Prof Wan's observations of the behaviour of IFAs are most damning. She noted that there is "the inherent bias of an IFA towards writing an opinion that is consistent with the views of the board of the hiring company or its controlling shareholder".
"The bias does not arise only because the target board pays for the IFA's opinion. The bias exists because of the IFA's hopes of rendering other professional services to the company or its controlling shareholder, or to some other companies on whose boards the directors of the target board may sit in future."
And because an IFA enjoys the discretion of being able to pick the methodologies and assumptions in evaluating the offer without having to independently verify the information provided, this makes it easier to write an opinion that tilts in favour of the target company's board or the controlling shareholder, she added.

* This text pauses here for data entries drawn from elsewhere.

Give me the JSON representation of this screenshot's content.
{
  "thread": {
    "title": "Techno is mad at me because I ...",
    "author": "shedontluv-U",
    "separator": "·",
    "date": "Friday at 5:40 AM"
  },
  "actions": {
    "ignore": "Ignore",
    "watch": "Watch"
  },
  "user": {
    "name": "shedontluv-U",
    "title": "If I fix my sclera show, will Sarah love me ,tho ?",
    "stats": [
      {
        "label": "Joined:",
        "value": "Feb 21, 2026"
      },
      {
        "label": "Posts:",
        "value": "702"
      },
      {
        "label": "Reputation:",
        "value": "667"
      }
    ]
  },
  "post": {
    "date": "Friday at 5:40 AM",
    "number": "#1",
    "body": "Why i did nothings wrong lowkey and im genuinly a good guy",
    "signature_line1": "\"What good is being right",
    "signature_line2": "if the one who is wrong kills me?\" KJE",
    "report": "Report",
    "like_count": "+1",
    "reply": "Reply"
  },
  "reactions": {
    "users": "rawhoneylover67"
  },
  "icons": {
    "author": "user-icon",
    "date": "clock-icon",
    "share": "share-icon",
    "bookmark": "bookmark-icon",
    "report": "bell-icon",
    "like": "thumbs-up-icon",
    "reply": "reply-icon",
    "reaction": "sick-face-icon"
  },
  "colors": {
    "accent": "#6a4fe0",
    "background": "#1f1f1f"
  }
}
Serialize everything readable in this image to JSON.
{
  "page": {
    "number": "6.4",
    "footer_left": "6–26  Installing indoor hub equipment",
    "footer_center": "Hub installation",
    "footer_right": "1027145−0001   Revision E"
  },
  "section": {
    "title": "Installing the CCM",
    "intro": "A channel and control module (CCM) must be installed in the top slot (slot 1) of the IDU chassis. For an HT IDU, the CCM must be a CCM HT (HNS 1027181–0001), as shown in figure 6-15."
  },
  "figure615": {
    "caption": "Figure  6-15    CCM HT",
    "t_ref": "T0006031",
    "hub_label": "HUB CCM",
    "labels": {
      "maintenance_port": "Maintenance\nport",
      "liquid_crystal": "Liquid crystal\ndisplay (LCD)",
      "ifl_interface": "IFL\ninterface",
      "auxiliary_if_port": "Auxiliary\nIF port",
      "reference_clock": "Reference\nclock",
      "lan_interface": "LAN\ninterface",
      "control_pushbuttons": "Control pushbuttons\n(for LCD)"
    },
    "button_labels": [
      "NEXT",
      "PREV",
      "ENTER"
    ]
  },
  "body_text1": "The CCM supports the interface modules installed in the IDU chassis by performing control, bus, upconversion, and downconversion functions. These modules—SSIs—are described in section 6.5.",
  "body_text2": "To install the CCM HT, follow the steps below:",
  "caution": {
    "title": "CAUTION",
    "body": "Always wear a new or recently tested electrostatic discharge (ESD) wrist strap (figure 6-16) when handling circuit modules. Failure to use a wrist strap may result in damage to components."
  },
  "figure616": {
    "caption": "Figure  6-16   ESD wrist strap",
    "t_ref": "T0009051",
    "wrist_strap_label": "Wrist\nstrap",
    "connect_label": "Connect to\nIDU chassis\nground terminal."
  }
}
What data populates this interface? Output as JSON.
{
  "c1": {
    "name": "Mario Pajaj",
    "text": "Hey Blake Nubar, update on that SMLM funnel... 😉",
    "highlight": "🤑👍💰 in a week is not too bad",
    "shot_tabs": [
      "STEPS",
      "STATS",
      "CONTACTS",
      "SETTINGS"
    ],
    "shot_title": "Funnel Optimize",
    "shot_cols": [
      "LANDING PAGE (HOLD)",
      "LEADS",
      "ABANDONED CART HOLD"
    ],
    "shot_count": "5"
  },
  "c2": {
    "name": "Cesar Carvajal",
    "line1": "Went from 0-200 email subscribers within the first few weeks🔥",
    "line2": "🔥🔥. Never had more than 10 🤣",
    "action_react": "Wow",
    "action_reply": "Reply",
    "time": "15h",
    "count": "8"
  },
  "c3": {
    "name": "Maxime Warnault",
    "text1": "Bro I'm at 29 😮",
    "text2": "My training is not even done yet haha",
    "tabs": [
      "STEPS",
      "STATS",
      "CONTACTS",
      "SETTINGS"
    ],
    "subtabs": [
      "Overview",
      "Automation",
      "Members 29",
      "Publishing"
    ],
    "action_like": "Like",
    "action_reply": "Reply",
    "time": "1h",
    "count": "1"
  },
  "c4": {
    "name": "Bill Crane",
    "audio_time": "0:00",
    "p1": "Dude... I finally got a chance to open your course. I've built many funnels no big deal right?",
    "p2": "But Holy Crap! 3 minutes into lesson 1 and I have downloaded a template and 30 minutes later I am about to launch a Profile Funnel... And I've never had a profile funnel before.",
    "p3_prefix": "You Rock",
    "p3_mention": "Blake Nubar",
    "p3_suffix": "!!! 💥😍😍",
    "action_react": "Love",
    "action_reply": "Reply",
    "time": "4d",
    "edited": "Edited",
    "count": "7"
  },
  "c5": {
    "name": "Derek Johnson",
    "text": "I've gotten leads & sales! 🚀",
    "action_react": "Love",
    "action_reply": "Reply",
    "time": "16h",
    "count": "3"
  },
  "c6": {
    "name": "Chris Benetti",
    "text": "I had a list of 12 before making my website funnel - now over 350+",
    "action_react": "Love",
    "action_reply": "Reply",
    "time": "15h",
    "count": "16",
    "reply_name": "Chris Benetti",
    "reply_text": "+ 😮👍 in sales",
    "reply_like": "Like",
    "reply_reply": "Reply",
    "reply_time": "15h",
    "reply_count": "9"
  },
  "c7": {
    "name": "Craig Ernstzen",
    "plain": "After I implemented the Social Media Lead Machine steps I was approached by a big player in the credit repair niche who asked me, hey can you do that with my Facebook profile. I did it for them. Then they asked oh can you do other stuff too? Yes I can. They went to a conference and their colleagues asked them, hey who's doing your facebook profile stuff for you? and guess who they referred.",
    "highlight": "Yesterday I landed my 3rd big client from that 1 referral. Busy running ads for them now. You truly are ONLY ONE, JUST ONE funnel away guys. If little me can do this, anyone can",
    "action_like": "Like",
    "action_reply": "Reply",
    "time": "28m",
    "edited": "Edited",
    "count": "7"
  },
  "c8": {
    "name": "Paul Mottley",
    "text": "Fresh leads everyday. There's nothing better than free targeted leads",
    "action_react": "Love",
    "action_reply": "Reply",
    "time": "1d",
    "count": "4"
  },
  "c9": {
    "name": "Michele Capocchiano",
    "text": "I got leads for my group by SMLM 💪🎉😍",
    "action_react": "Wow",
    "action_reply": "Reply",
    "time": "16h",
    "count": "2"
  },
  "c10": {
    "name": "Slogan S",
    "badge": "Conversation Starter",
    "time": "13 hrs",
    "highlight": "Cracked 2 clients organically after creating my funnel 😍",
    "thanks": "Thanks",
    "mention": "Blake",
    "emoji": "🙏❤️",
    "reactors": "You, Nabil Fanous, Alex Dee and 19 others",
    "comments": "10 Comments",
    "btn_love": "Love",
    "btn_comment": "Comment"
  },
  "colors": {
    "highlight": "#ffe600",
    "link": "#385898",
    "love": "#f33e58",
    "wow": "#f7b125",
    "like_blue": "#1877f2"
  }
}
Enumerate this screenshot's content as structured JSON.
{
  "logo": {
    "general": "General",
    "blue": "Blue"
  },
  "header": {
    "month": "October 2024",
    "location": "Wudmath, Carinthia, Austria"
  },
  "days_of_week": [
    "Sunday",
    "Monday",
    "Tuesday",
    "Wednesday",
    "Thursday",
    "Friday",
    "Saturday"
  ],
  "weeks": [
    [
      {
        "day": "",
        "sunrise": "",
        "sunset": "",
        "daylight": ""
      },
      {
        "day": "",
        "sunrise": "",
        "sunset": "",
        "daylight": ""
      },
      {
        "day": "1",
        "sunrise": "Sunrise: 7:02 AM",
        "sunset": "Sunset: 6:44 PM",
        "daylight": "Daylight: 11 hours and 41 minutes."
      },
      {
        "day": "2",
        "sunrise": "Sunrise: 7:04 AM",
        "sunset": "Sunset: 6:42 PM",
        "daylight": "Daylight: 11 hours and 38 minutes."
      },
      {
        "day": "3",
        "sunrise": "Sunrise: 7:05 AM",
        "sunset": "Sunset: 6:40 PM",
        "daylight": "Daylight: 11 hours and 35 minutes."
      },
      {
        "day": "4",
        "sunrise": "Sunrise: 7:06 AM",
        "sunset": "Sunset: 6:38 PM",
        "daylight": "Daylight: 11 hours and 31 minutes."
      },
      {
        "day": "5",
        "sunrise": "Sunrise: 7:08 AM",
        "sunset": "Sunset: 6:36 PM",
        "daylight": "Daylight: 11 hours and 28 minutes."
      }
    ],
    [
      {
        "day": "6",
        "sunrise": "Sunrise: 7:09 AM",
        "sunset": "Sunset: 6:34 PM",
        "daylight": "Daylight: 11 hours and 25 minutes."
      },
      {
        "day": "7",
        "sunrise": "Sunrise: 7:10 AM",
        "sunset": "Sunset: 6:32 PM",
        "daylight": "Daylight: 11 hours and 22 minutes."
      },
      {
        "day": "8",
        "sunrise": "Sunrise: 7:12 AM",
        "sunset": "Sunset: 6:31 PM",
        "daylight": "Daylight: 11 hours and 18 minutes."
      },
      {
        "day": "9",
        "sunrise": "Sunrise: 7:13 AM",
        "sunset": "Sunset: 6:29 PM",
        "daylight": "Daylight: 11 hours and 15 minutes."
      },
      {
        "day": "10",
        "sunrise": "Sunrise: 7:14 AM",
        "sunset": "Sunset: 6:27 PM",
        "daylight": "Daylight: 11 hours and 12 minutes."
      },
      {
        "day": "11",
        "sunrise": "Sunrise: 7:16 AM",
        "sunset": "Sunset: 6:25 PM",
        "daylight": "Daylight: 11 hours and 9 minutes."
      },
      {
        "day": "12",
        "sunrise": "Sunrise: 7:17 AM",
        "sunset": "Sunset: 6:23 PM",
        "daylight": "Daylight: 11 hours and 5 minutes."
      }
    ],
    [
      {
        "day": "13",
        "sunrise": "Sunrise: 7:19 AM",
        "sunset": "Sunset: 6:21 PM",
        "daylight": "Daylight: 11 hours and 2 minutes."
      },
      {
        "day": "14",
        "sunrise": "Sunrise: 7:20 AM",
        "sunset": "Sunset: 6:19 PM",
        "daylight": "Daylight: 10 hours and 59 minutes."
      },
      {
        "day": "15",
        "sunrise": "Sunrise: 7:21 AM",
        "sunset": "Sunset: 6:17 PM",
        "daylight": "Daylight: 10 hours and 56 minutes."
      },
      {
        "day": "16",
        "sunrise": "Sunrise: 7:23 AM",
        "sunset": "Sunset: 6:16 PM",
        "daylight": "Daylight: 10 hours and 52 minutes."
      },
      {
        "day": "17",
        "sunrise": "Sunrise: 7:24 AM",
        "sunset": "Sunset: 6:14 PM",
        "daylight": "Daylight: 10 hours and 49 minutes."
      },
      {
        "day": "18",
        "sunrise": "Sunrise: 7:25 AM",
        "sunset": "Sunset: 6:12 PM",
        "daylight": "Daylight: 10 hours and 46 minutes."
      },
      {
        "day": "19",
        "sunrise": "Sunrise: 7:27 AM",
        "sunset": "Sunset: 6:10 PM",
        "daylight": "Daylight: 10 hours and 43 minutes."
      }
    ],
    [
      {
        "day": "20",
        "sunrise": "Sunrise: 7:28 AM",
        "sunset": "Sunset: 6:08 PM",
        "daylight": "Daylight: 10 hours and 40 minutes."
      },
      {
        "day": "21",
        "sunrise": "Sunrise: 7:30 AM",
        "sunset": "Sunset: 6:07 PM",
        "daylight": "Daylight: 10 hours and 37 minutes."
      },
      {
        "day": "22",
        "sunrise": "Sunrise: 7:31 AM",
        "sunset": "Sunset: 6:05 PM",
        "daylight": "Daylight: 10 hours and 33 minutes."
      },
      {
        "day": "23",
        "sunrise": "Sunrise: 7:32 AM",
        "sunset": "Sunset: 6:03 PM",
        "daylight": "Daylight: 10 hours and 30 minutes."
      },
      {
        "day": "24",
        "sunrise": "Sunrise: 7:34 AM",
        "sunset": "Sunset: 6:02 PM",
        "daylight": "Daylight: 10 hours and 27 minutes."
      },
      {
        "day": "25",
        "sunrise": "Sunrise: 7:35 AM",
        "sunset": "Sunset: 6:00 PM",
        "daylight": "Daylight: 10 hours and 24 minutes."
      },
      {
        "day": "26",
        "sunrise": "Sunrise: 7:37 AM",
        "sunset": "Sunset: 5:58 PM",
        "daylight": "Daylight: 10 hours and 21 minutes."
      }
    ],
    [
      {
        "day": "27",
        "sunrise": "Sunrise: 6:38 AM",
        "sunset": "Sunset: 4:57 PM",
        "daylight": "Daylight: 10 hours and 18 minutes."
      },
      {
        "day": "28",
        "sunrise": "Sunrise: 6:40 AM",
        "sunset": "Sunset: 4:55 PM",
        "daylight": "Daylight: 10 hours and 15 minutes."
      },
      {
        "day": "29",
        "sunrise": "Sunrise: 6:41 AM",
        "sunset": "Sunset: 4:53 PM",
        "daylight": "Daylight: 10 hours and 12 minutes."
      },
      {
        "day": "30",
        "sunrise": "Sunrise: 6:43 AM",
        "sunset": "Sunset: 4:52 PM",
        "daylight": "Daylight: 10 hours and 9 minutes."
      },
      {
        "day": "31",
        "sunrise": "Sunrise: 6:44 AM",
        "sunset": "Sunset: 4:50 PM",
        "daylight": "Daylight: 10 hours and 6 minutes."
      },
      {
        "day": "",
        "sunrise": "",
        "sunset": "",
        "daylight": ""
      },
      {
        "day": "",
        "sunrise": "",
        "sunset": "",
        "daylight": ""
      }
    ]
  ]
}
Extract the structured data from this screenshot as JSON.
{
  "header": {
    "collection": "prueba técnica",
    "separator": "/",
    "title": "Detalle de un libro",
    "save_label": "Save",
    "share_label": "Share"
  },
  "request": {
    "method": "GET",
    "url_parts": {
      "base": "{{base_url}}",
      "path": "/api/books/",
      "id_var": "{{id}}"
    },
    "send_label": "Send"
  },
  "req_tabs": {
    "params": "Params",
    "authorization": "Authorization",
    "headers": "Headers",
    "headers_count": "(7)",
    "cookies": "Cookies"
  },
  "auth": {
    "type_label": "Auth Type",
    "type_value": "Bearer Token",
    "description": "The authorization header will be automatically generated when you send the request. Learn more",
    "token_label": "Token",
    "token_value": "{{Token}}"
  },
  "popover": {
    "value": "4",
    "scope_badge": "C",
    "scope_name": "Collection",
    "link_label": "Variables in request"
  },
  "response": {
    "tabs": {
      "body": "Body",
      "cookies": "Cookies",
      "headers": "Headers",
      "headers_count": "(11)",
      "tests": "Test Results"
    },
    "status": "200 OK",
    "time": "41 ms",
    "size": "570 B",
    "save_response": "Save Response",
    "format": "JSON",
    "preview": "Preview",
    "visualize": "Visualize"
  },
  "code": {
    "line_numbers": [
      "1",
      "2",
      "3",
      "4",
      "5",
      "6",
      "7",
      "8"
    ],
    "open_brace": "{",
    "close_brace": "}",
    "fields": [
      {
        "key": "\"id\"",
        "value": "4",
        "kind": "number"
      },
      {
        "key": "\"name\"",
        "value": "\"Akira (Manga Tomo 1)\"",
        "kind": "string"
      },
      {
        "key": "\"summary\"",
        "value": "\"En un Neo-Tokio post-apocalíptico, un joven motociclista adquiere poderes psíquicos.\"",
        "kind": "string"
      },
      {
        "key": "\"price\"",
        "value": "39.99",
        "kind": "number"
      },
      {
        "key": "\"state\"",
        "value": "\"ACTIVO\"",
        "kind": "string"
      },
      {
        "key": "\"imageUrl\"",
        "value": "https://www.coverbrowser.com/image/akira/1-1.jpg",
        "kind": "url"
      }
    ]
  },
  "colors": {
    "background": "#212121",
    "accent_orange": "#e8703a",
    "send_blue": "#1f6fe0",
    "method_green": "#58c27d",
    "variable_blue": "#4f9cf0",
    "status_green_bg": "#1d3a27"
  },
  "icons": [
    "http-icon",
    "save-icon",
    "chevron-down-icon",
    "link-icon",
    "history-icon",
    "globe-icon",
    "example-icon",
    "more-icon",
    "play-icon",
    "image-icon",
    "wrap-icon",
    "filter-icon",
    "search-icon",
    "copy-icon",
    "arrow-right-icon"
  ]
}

Prof Wan flagged several measures to reform the framework. One is to have a code of conduct for IFAs to follow in evaluating if a takeover offer is "fair and reasonable" to shareholders. This would bring Singapore in line with the practice in other jurisdictions such as Britain, Hong Kong and Australia.
The code should also set out the level of due diligence and investigation that an IFA has to do before issuing its opinion. This would include independently verifying the accuracy of the data about the company, rather than assuming that all the information given to it is accurate.
And to underline the vital nature of the process, Prof Wan also suggested that IFAs be legally liable - and so, at risk of having to make damages payouts - for their opinions as a way to incentivise them to take due care in their investigations and be deterred from issuing biased opinions that they do not genuinely hold.
IFAs will surely argue that they have their good names to safeguard in making sure they give sound advice to minority shareholders in a buyout situation. But given the heated debate over the usefulness of their opinions, some may feel that sterner measures are needed to uphold the standards. Food for thought.